"We laughed greatly at a pretty jest on the part of Major Trenchard, a merry friend of the Squire's. With a piece of chalk he marked a different number on the backs of eight lads who were at the party." Then, it seems, he divided them in two groups, as shown in the illustration, 1, 2, 3, 4 being on one side, and 5, 7, 8, 9 on the other. It will be seen that the numbers of the left-hand group add up to 10, while the numbers in the other group add up to 29. The Major's puzzle was to rearrange the eight boys in two new groups, so that the four numbers in each group should add up alike. The Squire's niece asked if the 5 should not be a 6; but the Major explained that the numbers were quite correct if properly regarded. (answer below)

**Solution - The Chalked Numbers:**

This little jest on the part of Major Trenchard is another trick puzzle, and the face of the roguish boy on the extreme right, with on his back, showed clearly that he was in the secret, whatever that secret might be.

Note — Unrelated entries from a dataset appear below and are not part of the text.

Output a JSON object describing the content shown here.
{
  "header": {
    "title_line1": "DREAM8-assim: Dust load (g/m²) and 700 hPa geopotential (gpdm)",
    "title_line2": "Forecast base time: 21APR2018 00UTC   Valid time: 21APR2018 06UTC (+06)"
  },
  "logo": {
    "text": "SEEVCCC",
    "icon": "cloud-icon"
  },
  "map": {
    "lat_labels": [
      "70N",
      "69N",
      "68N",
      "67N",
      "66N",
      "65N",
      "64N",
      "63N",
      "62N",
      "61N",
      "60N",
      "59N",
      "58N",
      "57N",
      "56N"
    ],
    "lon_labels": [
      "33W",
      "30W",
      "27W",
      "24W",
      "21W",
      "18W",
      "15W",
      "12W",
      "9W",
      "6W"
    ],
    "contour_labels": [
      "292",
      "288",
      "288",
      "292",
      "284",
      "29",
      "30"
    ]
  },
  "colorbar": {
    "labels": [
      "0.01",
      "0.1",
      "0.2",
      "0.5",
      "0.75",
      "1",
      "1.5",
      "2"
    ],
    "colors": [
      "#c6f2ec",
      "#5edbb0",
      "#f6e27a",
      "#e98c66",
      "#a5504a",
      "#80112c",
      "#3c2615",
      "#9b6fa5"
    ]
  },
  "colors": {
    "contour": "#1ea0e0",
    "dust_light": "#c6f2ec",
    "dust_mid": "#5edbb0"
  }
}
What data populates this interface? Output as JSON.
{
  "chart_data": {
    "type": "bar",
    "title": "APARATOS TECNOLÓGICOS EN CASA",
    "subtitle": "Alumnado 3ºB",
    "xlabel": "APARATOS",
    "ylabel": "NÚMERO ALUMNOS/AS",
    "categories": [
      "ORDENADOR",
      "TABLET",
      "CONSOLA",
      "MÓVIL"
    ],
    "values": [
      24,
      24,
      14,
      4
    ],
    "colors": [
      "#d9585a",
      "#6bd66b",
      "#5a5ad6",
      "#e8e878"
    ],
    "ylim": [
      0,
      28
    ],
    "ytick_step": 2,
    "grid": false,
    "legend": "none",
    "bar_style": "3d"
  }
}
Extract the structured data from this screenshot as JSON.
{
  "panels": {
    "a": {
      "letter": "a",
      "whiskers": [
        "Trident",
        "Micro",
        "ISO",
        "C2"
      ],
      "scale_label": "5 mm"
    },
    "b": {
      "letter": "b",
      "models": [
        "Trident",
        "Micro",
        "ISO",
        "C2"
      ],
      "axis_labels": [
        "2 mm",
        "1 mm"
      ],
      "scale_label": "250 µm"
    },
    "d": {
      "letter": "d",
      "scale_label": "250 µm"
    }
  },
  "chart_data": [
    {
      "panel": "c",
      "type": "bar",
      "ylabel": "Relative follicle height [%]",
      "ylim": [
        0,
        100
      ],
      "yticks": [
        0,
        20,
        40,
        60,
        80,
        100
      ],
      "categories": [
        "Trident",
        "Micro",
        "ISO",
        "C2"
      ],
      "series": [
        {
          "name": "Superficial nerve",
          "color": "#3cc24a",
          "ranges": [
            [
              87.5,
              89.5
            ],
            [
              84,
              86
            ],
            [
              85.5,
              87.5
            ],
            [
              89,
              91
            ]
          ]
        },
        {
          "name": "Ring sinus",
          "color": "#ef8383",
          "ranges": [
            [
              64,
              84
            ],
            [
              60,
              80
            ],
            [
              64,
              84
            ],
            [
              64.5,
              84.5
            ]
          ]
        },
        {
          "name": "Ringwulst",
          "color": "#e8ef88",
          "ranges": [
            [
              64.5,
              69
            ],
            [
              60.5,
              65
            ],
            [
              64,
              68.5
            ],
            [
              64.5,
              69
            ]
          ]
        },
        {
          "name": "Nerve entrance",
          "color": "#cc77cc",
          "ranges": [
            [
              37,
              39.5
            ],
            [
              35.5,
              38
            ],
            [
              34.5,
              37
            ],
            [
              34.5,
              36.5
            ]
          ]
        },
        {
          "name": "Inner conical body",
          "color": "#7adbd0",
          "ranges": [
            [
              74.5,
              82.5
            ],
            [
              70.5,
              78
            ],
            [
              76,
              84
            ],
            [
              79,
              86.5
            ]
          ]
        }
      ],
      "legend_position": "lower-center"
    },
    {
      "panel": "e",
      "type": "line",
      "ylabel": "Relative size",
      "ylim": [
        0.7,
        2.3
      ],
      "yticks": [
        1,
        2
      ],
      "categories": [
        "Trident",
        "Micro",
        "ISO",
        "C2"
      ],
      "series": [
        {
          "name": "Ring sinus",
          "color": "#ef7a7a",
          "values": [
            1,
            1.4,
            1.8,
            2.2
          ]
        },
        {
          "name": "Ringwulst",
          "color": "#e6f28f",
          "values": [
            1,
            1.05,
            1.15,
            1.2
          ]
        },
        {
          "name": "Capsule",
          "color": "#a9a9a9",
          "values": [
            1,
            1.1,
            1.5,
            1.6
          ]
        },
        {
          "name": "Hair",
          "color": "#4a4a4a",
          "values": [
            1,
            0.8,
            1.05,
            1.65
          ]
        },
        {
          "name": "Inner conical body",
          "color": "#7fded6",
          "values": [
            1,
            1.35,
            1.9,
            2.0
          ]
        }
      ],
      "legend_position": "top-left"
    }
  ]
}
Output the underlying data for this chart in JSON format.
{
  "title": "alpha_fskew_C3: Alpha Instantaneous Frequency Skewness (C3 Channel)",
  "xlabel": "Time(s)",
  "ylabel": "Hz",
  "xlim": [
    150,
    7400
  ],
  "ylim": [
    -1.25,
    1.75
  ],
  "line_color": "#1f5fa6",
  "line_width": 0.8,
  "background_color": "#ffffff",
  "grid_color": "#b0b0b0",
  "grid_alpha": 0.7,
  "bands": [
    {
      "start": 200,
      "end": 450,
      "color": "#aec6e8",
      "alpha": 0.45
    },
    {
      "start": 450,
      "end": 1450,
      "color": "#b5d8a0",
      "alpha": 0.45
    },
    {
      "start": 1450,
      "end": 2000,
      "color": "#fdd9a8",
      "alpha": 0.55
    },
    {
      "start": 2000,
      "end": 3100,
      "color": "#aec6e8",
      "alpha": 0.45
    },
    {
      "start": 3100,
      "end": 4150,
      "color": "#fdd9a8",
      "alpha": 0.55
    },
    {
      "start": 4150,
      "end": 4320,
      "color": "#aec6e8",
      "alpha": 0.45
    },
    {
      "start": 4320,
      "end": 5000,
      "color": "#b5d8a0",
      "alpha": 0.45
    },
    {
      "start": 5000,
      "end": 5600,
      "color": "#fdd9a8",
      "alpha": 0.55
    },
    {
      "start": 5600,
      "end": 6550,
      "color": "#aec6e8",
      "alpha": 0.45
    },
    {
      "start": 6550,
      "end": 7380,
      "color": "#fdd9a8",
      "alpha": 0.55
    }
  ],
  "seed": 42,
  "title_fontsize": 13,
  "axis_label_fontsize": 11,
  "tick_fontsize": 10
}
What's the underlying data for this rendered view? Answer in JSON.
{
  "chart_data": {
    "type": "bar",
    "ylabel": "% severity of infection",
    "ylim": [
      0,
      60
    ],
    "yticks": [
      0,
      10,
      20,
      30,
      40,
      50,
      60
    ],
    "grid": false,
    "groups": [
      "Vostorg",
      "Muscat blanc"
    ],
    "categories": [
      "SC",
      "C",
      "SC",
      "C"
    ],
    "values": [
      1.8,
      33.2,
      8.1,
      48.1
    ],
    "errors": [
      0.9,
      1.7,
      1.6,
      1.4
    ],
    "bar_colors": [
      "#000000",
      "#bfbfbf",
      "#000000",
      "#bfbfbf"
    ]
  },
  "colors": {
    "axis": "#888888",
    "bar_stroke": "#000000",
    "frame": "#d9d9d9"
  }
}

I have no doubt (bearing in mind the Major's hint as to the numbers being "properly regarded") that his answer was that depicted in the illustration, where boy No. 9 stands on his head and so converts his number into 6. This makes the total 36—an even number—and by making boys 3 and 4 change places with 7 and 8, we get 1278 and 5346, the figures of which, in each case, add up to 18. There are just three other ways in which the boys may be grouped: 1368—2457, 1467—2358, and 2367—1458.